Peeps often ask me where I lived in New York. Brooklyn? Queens? “No,” I answer definitively, “Manhattan.” “Oooooh,” they say knowingly, with visions of doormen, elevators, and skyline views filling their heads. Sometimes I let them think it was that glamorous. And I guess it was, if you consider Mexican grocery stores, dead bodies stuffed into suitcases, and creepy dudes demanding money from you glamorous.
Ok, so I’m being dramatic (although it’s all true), but East Harlem is still a little rough around the edges. The shining beacon of a bright spot in my neighborhood was Taco Mix, a hole-in-the-wall taqueria open 24/7. The guys who work there turn out authentic tacos, quesadillas, and tortas at all hours of the night. They are absolute pros– I don’t know what the hell they do to make the food taste so good.
Besides tacos al Pastor, one of my favorite menu items was their quesadillas. But this wasn’t just some flour tortilla and Colby Jack abomination. The Taco Mix guys enclosed Oaxaca and Cotija cheeses in a pillow of fresh masa, cooked it on the griddle, and finished it off with crema. The resulting tortilla was somewhat thicker than usual, crispy around the edges and soft in the middle. Thankfully, chicken was not a filling choice as squash blossoms, mushrooms and huitlacoche were the only options.
Huitlacoche, the ink-black corn fungus, was my favorite. It’s essentially a mushroom that grows on corn. Hutilacoche’s savory earthiness and viscous consistency really beefs up a quesadilla, and that’s why it’s such a great combination.
I don’t know if habanero peppers are traditionally served on the side, but that’s how I liked it. The beautiful collage of green orange and purple looks so inviting until you put them in your mouth. Sometimes at 4 in the morning, beyond my better judgement, I would put heaps of these pickled habaneros on my quesadilla and light my mouth on FIRE. Only follow my example if you want a bad case of the hiccups.

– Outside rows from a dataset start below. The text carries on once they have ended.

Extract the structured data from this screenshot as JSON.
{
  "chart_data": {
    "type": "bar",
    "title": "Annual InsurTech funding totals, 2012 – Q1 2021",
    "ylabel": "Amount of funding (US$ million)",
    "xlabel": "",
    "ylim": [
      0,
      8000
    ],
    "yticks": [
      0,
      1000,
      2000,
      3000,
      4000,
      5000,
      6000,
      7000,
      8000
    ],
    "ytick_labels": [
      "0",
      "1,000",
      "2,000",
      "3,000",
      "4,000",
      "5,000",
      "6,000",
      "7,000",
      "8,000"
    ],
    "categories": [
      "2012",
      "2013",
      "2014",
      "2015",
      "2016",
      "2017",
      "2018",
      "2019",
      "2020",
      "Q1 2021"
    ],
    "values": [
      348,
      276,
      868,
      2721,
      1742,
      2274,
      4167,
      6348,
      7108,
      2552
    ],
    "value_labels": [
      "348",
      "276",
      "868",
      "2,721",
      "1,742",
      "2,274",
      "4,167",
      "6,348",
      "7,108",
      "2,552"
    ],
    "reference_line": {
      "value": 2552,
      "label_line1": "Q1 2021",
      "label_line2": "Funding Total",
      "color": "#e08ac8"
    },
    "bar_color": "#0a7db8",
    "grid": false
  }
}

Huitlacoche Quesadillas with Pickled Habaneros
- 1 tablespoons lard
- 1 cup maseca mixed with 3/4 cup to 1 cup water
- 4 ounces queso de Oaxaca
- 4 ounces cotija cheese
- 1/2 cup huitlacoche
Place the maseca in a medium bowl and add the water. Using your hands, mix them together until a ball of dough pulls together. It should be moist but not too sticky to handle. Divide the dough into 4 balls and set aside.
Heat a cast iron skillet or comal over medium high heat. Rip off a piece of wax paper and place it on the kitchen counter. place one of the dough balls on it, and then place another piece of waxed paper over the dough so that it is sandwiched between the wax paper. Using a cast iron skillet or something heavy, press the dough as flat as you can.
Carefully peel the flattened dough from the wax paper and place it on the heated skillet. Working quickly, layer queso de Oaxaca, cotija cheese, and huitlacoche on one side of the tortilla. Using a spatula, carefully fold the other side of the tortilla over the filling, and cook the other side. The quesadilla is ready when the outside is speckled with dark spots and the cheese on the inside is melted. Repeat with the other three.
Carefully unfold the quesadillas a bit and drizzle some crema on the filling. Serve with pickled habaneros and red onions if desired.